Type ".help" for more information.
> const rust = require('.');
undefined
> rust.empty_buf()
ArrayBuffer { [Uint8Contents]: <>, byteLength: 0 }
> rust.empty_buf()


#
# Fatal error in , line 0
# Check failed: result.second.
#
#
#
#FailureMessage Object: 0x7ffc8cf945f0
 1: 0xb6f151  [node]
 2: 0x1bf56f4 V8_Fatal(char const*, ...) [node]
 3: 0xfc3f61 v8::internal::GlobalBackingStoreRegistry::Register(std::shared_ptr<v8::internal::BackingStore>) [node]
 4: 0xd151c8 v8::ArrayBuffer::GetBackingStore() [node]
 5: 0xadd964  [node]
 6: 0xd4a18e  [node]
 7: 0xd4b5af v8::internal::Builtin_HandleApiCall(int, unsigned long*, v8::internal::Isolate*) [node]
 8: 0x15e7959  [node]
Trace/breakpoint trap (core dumped)

I'm not sure if the right choice here is to just clearly document this behavior (if it's expected), or bite the bullet and require an owned value (perhaps T: Into<Box<[u8]>>.

[kjvalencik]

@Cassy343 That's interesting because it seems to be related to internal behavior of V8 that expects unique references.
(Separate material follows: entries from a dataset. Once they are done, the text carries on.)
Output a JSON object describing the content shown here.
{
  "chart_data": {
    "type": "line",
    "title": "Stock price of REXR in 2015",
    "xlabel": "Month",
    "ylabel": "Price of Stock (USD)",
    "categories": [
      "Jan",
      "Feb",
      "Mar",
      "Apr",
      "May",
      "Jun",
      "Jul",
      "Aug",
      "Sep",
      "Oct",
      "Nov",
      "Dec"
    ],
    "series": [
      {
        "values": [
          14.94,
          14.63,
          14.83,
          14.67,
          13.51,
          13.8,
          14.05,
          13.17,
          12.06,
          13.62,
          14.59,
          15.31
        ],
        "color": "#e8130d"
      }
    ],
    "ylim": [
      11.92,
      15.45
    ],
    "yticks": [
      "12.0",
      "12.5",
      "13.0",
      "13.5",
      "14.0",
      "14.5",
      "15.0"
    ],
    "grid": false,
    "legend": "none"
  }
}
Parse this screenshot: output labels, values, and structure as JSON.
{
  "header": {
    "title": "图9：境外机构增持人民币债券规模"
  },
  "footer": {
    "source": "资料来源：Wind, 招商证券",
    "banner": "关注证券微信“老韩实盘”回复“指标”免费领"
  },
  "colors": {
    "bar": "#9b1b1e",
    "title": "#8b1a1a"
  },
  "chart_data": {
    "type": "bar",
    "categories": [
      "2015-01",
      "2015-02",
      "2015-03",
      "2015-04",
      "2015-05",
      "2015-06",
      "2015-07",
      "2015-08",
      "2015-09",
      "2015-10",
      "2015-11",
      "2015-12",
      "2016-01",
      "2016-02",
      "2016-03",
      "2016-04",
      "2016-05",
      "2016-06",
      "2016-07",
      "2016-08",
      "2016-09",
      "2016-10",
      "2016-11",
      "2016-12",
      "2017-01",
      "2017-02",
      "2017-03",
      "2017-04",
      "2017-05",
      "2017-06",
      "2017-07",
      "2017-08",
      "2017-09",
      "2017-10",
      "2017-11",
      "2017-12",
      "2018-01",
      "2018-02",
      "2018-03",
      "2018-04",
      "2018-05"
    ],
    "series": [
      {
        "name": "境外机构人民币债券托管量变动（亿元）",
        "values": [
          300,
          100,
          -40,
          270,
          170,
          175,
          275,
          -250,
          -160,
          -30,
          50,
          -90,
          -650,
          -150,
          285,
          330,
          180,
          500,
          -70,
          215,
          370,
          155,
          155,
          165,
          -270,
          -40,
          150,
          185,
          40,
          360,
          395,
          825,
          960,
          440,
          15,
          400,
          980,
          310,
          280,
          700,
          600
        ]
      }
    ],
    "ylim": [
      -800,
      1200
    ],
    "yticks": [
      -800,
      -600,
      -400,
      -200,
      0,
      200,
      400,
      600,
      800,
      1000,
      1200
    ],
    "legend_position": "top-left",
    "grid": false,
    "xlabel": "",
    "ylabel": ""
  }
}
Nothing about this is unsafe from a Rust perspective. This is only possible with an empty array. Rust's ownership rules would prevent this as soon as there is data (wouldn't be able to get multiple &'static mut references without unsafe).

I'm more comfortable filing that as a separate bug and taking time to identify the problem since it's not a potential security issue (like the current problem).

[Cassy343]

Sounds good, I'll leave you to file that since I think you have a better idea of how to categorize/characterize the problem.

[kjvalencik]

It actually looks like it might be a Node issue: Node #32463. It used to work and no longer does.

Interestingly, I've only been able to make it happen in the REPL.

[kjvalencik]

I did a little more testing and the issue you found with duplicate of the same (empty) pointer is fixed in Node 17 and Node 18.

[kjvalencik]

@Cassy343 Thanks so much for reporting this issue!

This has been fixed and published in Neon 0.10.1 and on main. A rustsec advisory is pending at rustsec/advisory-db#1256.